New subdivision (d) does not change the important duty of litigants and their lawyers to file an appeal record promptly.  The duty has been part of our law since soon after statehood.  Hathaway v. Smith, 3 Ark. 248 (1841).  Rule 5s record-filing deadlines remain in full force.  Ark. R. App. P.–Civil 5(a). Achieving finality in litigation as soon as possible is important for litigants and our courts.  Subdivision (d) does not alter litigants’ option to dismiss any appeal by joint stipulation in the circuit court before a record is filed with the appellate court.  Ark. R. App. P.–Civil 3(b).  Nor does the new provision alter the right of any party to file a partial record and seek dismissal of the appeal on any basis allowed by law.  Ark. R. App.

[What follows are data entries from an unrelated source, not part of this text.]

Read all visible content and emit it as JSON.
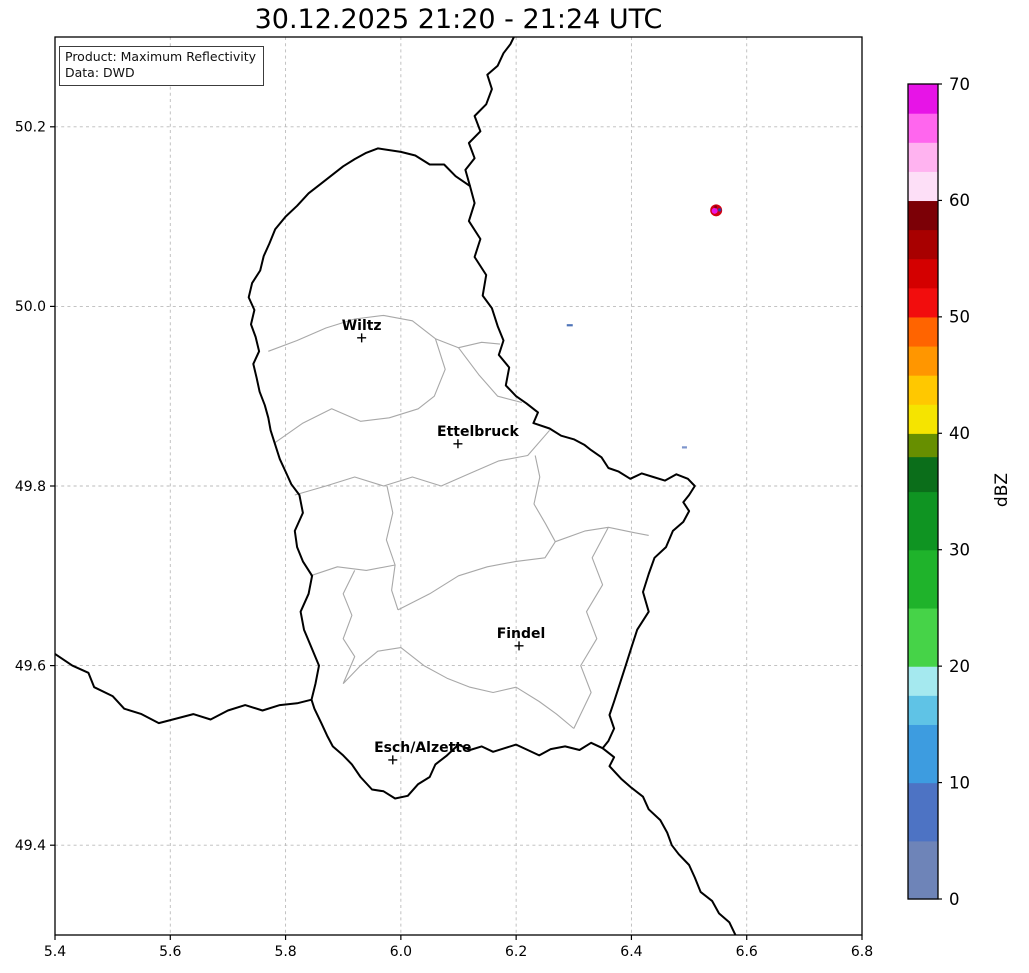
{
  "title": "30.12.2025 21:20 - 21:24 UTC",
  "info": {
    "line1": "Product: Maximum Reflectivity",
    "line2": "Data: DWD"
  },
  "axes": {
    "xlim": [
      5.4,
      6.8
    ],
    "ylim": [
      49.3,
      50.3
    ],
    "grid": true,
    "xticks": [
      {
        "value": 5.4,
        "label": "5.4"
      },
      {
        "value": 5.6,
        "label": "5.6"
      },
      {
        "value": 5.8,
        "label": "5.8"
      },
      {
        "value": 6.0,
        "label": "6.0"
      },
      {
        "value": 6.2,
        "label": "6.2"
      },
      {
        "value": 6.4,
        "label": "6.4"
      },
      {
        "value": 6.6,
        "label": "6.6"
      },
      {
        "value": 6.8,
        "label": "6.8"
      }
    ],
    "yticks": [
      {
        "value": 49.4,
        "label": "49.4"
      },
      {
        "value": 49.6,
        "label": "49.6"
      },
      {
        "value": 49.8,
        "label": "49.8"
      },
      {
        "value": 50.0,
        "label": "50.0"
      },
      {
        "value": 50.2,
        "label": "50.2"
      }
    ]
  },
  "colorbar": {
    "label": "dBZ",
    "min": 0,
    "max": 70,
    "ticks": [
      {
        "value": 0,
        "label": "0"
      },
      {
        "value": 10,
        "label": "10"
      },
      {
        "value": 20,
        "label": "20"
      },
      {
        "value": 30,
        "label": "30"
      },
      {
        "value": 40,
        "label": "40"
      },
      {
        "value": 50,
        "label": "50"
      },
      {
        "value": 60,
        "label": "60"
      },
      {
        "value": 70,
        "label": "70"
      }
    ],
    "segments": [
      {
        "from": 0,
        "to": 5,
        "color": "#6e84b8"
      },
      {
        "from": 5,
        "to": 10,
        "color": "#4d73c4"
      },
      {
        "from": 10,
        "to": 15,
        "color": "#3d9ce0"
      },
      {
        "from": 15,
        "to": 17.5,
        "color": "#5fc3e6"
      },
      {
        "from": 17.5,
        "to": 20,
        "color": "#a5e9ef"
      },
      {
        "from": 20,
        "to": 25,
        "color": "#46d348"
      },
      {
        "from": 25,
        "to": 30,
        "color": "#1fb32b"
      },
      {
        "from": 30,
        "to": 35,
        "color": "#0f9422"
      },
      {
        "from": 35,
        "to": 38,
        "color": "#0b6e1a"
      },
      {
        "from": 38,
        "to": 40,
        "color": "#678f00"
      },
      {
        "from": 40,
        "to": 42.5,
        "color": "#f5e400"
      },
      {
        "from": 42.5,
        "to": 45,
        "color": "#ffc800"
      },
      {
        "from": 45,
        "to": 47.5,
        "color": "#ff9600"
      },
      {
        "from": 47.5,
        "to": 50,
        "color": "#ff6400"
      },
      {
        "from": 50,
        "to": 52.5,
        "color": "#f20d0d"
      },
      {
        "from": 52.5,
        "to": 55,
        "color": "#d40000"
      },
      {
        "from": 55,
        "to": 57.5,
        "color": "#a80000"
      },
      {
        "from": 57.5,
        "to": 60,
        "color": "#7c0006"
      },
      {
        "from": 60,
        "to": 62.5,
        "color": "#fddff7"
      },
      {
        "from": 62.5,
        "to": 65,
        "color": "#ffb3f0"
      },
      {
        "from": 65,
        "to": 67.5,
        "color": "#ff66ee"
      },
      {
        "from": 67.5,
        "to": 70,
        "color": "#e714e7"
      }
    ]
  },
  "map": {
    "cities": [
      {
        "name": "Wiltz",
        "lon": 5.932,
        "lat": 49.965,
        "label_dx": 0
      },
      {
        "name": "Ettelbruck",
        "lon": 6.099,
        "lat": 49.847,
        "label_dx": 20
      },
      {
        "name": "Findel",
        "lon": 6.205,
        "lat": 49.622,
        "label_dx": 2
      },
      {
        "name": "Esch/Alzette",
        "lon": 5.986,
        "lat": 49.495,
        "label_dx": 30
      }
    ],
    "echo_cells": [
      {
        "lon": 6.547,
        "lat": 50.107,
        "pixels": [
          {
            "dx": 0,
            "dy": 0,
            "r": 6,
            "color": "#d40012"
          },
          {
            "dx": -1.5,
            "dy": 0.5,
            "r": 3,
            "color": "#e616e6"
          },
          {
            "dx": 3.5,
            "dy": -0.5,
            "r": 1.7,
            "color": "#3a3a99"
          },
          {
            "dx": -0.5,
            "dy": -3.5,
            "r": 1.4,
            "color": "#8a0010"
          }
        ]
      }
    ],
    "weak_echoes": [
      {
        "lon": 6.293,
        "lat": 49.979,
        "w": 6,
        "h": 2.2,
        "color": "#4f74b8"
      },
      {
        "lon": 6.492,
        "lat": 49.843,
        "w": 5,
        "h": 2.2,
        "color": "#7d95cc"
      }
    ],
    "country_borders": {
      "luxembourg": [
        [
          5.96,
          50.176
        ],
        [
          6.0,
          50.172
        ],
        [
          6.025,
          50.168
        ],
        [
          6.05,
          50.158
        ],
        [
          6.075,
          50.158
        ],
        [
          6.095,
          50.145
        ],
        [
          6.12,
          50.134
        ],
        [
          6.128,
          50.115
        ],
        [
          6.118,
          50.095
        ],
        [
          6.138,
          50.075
        ],
        [
          6.128,
          50.055
        ],
        [
          6.148,
          50.035
        ],
        [
          6.142,
          50.012
        ],
        [
          6.158,
          49.998
        ],
        [
          6.168,
          49.978
        ],
        [
          6.178,
          49.962
        ],
        [
          6.17,
          49.946
        ],
        [
          6.188,
          49.932
        ],
        [
          6.182,
          49.912
        ],
        [
          6.2,
          49.9
        ],
        [
          6.218,
          49.892
        ],
        [
          6.238,
          49.882
        ],
        [
          6.23,
          49.87
        ],
        [
          6.258,
          49.864
        ],
        [
          6.278,
          49.856
        ],
        [
          6.3,
          49.852
        ],
        [
          6.318,
          49.846
        ],
        [
          6.33,
          49.84
        ],
        [
          6.348,
          49.832
        ],
        [
          6.36,
          49.82
        ],
        [
          6.378,
          49.816
        ],
        [
          6.398,
          49.808
        ],
        [
          6.418,
          49.814
        ],
        [
          6.438,
          49.81
        ],
        [
          6.458,
          49.806
        ],
        [
          6.478,
          49.813
        ],
        [
          6.498,
          49.808
        ],
        [
          6.51,
          49.8
        ],
        [
          6.5,
          49.79
        ],
        [
          6.49,
          49.782
        ],
        [
          6.5,
          49.772
        ],
        [
          6.49,
          49.76
        ],
        [
          6.472,
          49.75
        ],
        [
          6.46,
          49.732
        ],
        [
          6.44,
          49.72
        ],
        [
          6.43,
          49.702
        ],
        [
          6.42,
          49.682
        ],
        [
          6.43,
          49.66
        ],
        [
          6.41,
          49.64
        ],
        [
          6.4,
          49.62
        ],
        [
          6.39,
          49.6
        ],
        [
          6.38,
          49.58
        ],
        [
          6.37,
          49.56
        ],
        [
          6.362,
          49.545
        ],
        [
          6.37,
          49.53
        ],
        [
          6.36,
          49.516
        ],
        [
          6.35,
          49.508
        ],
        [
          6.33,
          49.514
        ],
        [
          6.31,
          49.506
        ],
        [
          6.285,
          49.51
        ],
        [
          6.26,
          49.507
        ],
        [
          6.24,
          49.5
        ],
        [
          6.22,
          49.506
        ],
        [
          6.2,
          49.512
        ],
        [
          6.18,
          49.508
        ],
        [
          6.16,
          49.504
        ],
        [
          6.14,
          49.51
        ],
        [
          6.12,
          49.506
        ],
        [
          6.1,
          49.512
        ],
        [
          6.08,
          49.5
        ],
        [
          6.06,
          49.49
        ],
        [
          6.05,
          49.476
        ],
        [
          6.03,
          49.468
        ],
        [
          6.012,
          49.455
        ],
        [
          5.99,
          49.452
        ],
        [
          5.97,
          49.46
        ],
        [
          5.95,
          49.462
        ],
        [
          5.93,
          49.476
        ],
        [
          5.915,
          49.49
        ],
        [
          5.9,
          49.5
        ],
        [
          5.882,
          49.51
        ],
        [
          5.872,
          49.522
        ],
        [
          5.862,
          49.536
        ],
        [
          5.85,
          49.552
        ],
        [
          5.845,
          49.562
        ],
        [
          5.852,
          49.58
        ],
        [
          5.858,
          49.6
        ],
        [
          5.845,
          49.62
        ],
        [
          5.832,
          49.64
        ],
        [
          5.826,
          49.66
        ],
        [
          5.84,
          49.68
        ],
        [
          5.846,
          49.7
        ],
        [
          5.83,
          49.716
        ],
        [
          5.82,
          49.732
        ],
        [
          5.816,
          49.75
        ],
        [
          5.83,
          49.77
        ],
        [
          5.824,
          49.79
        ],
        [
          5.81,
          49.802
        ],
        [
          5.8,
          49.816
        ],
        [
          5.79,
          49.83
        ],
        [
          5.782,
          49.846
        ],
        [
          5.774,
          49.862
        ],
        [
          5.77,
          49.876
        ],
        [
          5.764,
          49.89
        ],
        [
          5.755,
          49.905
        ],
        [
          5.75,
          49.92
        ],
        [
          5.744,
          49.936
        ],
        [
          5.754,
          49.95
        ],
        [
          5.748,
          49.966
        ],
        [
          5.74,
          49.98
        ],
        [
          5.746,
          49.996
        ],
        [
          5.736,
          50.01
        ],
        [
          5.742,
          50.026
        ],
        [
          5.756,
          50.04
        ],
        [
          5.762,
          50.056
        ],
        [
          5.772,
          50.07
        ],
        [
          5.782,
          50.086
        ],
        [
          5.8,
          50.1
        ],
        [
          5.82,
          50.112
        ],
        [
          5.84,
          50.126
        ],
        [
          5.86,
          50.136
        ],
        [
          5.88,
          50.146
        ],
        [
          5.9,
          50.156
        ],
        [
          5.92,
          50.164
        ],
        [
          5.94,
          50.171
        ],
        [
          5.96,
          50.176
        ]
      ],
      "belgium_germany": [
        [
          6.12,
          50.134
        ],
        [
          6.112,
          50.152
        ],
        [
          6.128,
          50.165
        ],
        [
          6.118,
          50.182
        ],
        [
          6.138,
          50.195
        ],
        [
          6.128,
          50.212
        ],
        [
          6.148,
          50.225
        ],
        [
          6.158,
          50.242
        ],
        [
          6.15,
          50.258
        ],
        [
          6.168,
          50.268
        ],
        [
          6.178,
          50.282
        ],
        [
          6.19,
          50.292
        ],
        [
          6.2,
          50.305
        ]
      ],
      "france_belgium": [
        [
          5.4,
          49.613
        ],
        [
          5.43,
          49.6
        ],
        [
          5.458,
          49.592
        ],
        [
          5.468,
          49.576
        ],
        [
          5.5,
          49.566
        ],
        [
          5.52,
          49.552
        ],
        [
          5.55,
          49.546
        ],
        [
          5.58,
          49.536
        ],
        [
          5.61,
          49.541
        ],
        [
          5.64,
          49.546
        ],
        [
          5.67,
          49.54
        ],
        [
          5.7,
          49.55
        ],
        [
          5.73,
          49.556
        ],
        [
          5.76,
          49.55
        ],
        [
          5.79,
          49.556
        ],
        [
          5.82,
          49.558
        ],
        [
          5.845,
          49.562
        ]
      ],
      "france_germany": [
        [
          6.35,
          49.508
        ],
        [
          6.37,
          49.498
        ],
        [
          6.362,
          49.488
        ],
        [
          6.382,
          49.474
        ],
        [
          6.4,
          49.464
        ],
        [
          6.42,
          49.454
        ],
        [
          6.43,
          49.44
        ],
        [
          6.45,
          49.428
        ],
        [
          6.462,
          49.414
        ],
        [
          6.47,
          49.4
        ],
        [
          6.482,
          49.39
        ],
        [
          6.5,
          49.378
        ],
        [
          6.51,
          49.364
        ],
        [
          6.52,
          49.348
        ],
        [
          6.54,
          49.338
        ],
        [
          6.552,
          49.324
        ],
        [
          6.57,
          49.314
        ],
        [
          6.582,
          49.298
        ]
      ]
    },
    "district_borders": [
      [
        [
          5.77,
          49.95
        ],
        [
          5.82,
          49.962
        ],
        [
          5.87,
          49.976
        ],
        [
          5.92,
          49.986
        ],
        [
          5.97,
          49.99
        ],
        [
          6.02,
          49.984
        ],
        [
          6.06,
          49.964
        ],
        [
          6.1,
          49.954
        ],
        [
          6.14,
          49.96
        ],
        [
          6.172,
          49.958
        ]
      ],
      [
        [
          5.781,
          49.848
        ],
        [
          5.83,
          49.87
        ],
        [
          5.88,
          49.886
        ],
        [
          5.93,
          49.872
        ],
        [
          5.98,
          49.876
        ],
        [
          6.03,
          49.886
        ],
        [
          6.058,
          49.9
        ],
        [
          6.077,
          49.93
        ],
        [
          6.06,
          49.964
        ]
      ],
      [
        [
          6.1,
          49.954
        ],
        [
          6.135,
          49.924
        ],
        [
          6.168,
          49.9
        ],
        [
          6.21,
          49.893
        ]
      ],
      [
        [
          5.816,
          49.79
        ],
        [
          5.87,
          49.8
        ],
        [
          5.92,
          49.81
        ],
        [
          5.97,
          49.8
        ],
        [
          6.02,
          49.81
        ],
        [
          6.07,
          49.8
        ],
        [
          6.12,
          49.814
        ],
        [
          6.17,
          49.828
        ],
        [
          6.22,
          49.834
        ],
        [
          6.258,
          49.862
        ]
      ],
      [
        [
          5.976,
          49.8
        ],
        [
          5.986,
          49.77
        ],
        [
          5.975,
          49.74
        ],
        [
          5.99,
          49.712
        ],
        [
          5.984,
          49.684
        ],
        [
          5.995,
          49.662
        ]
      ],
      [
        [
          6.233,
          49.834
        ],
        [
          6.241,
          49.81
        ],
        [
          6.231,
          49.78
        ],
        [
          6.251,
          49.758
        ],
        [
          6.268,
          49.738
        ]
      ],
      [
        [
          5.995,
          49.662
        ],
        [
          6.05,
          49.68
        ],
        [
          6.1,
          49.7
        ],
        [
          6.15,
          49.71
        ],
        [
          6.2,
          49.716
        ],
        [
          6.25,
          49.72
        ],
        [
          6.268,
          49.738
        ],
        [
          6.32,
          49.75
        ],
        [
          6.36,
          49.754
        ],
        [
          6.405,
          49.748
        ],
        [
          6.43,
          49.745
        ]
      ],
      [
        [
          5.843,
          49.7
        ],
        [
          5.89,
          49.71
        ],
        [
          5.94,
          49.706
        ],
        [
          5.99,
          49.712
        ]
      ],
      [
        [
          5.9,
          49.58
        ],
        [
          5.93,
          49.6
        ],
        [
          5.96,
          49.616
        ],
        [
          6.0,
          49.62
        ],
        [
          6.04,
          49.6
        ],
        [
          6.08,
          49.586
        ],
        [
          6.12,
          49.576
        ],
        [
          6.16,
          49.57
        ],
        [
          6.2,
          49.576
        ],
        [
          6.24,
          49.56
        ],
        [
          6.27,
          49.546
        ],
        [
          6.3,
          49.53
        ]
      ],
      [
        [
          6.36,
          49.754
        ],
        [
          6.332,
          49.72
        ],
        [
          6.35,
          49.69
        ],
        [
          6.322,
          49.66
        ],
        [
          6.34,
          49.63
        ],
        [
          6.312,
          49.6
        ],
        [
          6.33,
          49.57
        ],
        [
          6.3,
          49.53
        ]
      ],
      [
        [
          5.92,
          49.706
        ],
        [
          5.9,
          49.68
        ],
        [
          5.915,
          49.656
        ],
        [
          5.9,
          49.63
        ],
        [
          5.92,
          49.61
        ],
        [
          5.9,
          49.58
        ]
      ]
    ]
  },
  "chart_data": {
    "type": "scatter",
    "title": "30.12.2025 21:20 - 21:24 UTC",
    "xlabel": "",
    "ylabel": "",
    "xlim": [
      5.4,
      6.8
    ],
    "ylim": [
      49.3,
      50.3
    ],
    "grid": true,
    "colorbar_label": "dBZ",
    "colorbar_range": [
      0,
      70
    ],
    "points": [
      {
        "lon": 6.547,
        "lat": 50.107,
        "dbz_estimate": 65,
        "note": "strong cell, red core with magenta center"
      },
      {
        "lon": 6.293,
        "lat": 49.979,
        "dbz_estimate": 5,
        "note": "weak speck"
      },
      {
        "lon": 6.492,
        "lat": 49.843,
        "dbz_estimate": 5,
        "note": "weak speck"
      }
    ]
  }
}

P.–Civil 5(c).

 

Subdivision (d)’s requirement of a verified statement by counsel or the pro se litigant explaining the delay will enable our appellate courts to address late-record cases efficiently and fairly.  The court can inform its discretion with material considerations, such as the reason for the late filing, the length of the delay, and any prejudice to opposing parties.  As is routinely done in criminal appeals now, the court may refer counsel to the Committee on Professional Conduct.  Pursuant to Rule 3, moreover, the appellate court may dismiss an appeal in egregious circumstances.  Except in those circumstances, however, any penalty for a late record will be borne by counsel rather than by the litigant through loss of the party’s appeal rights.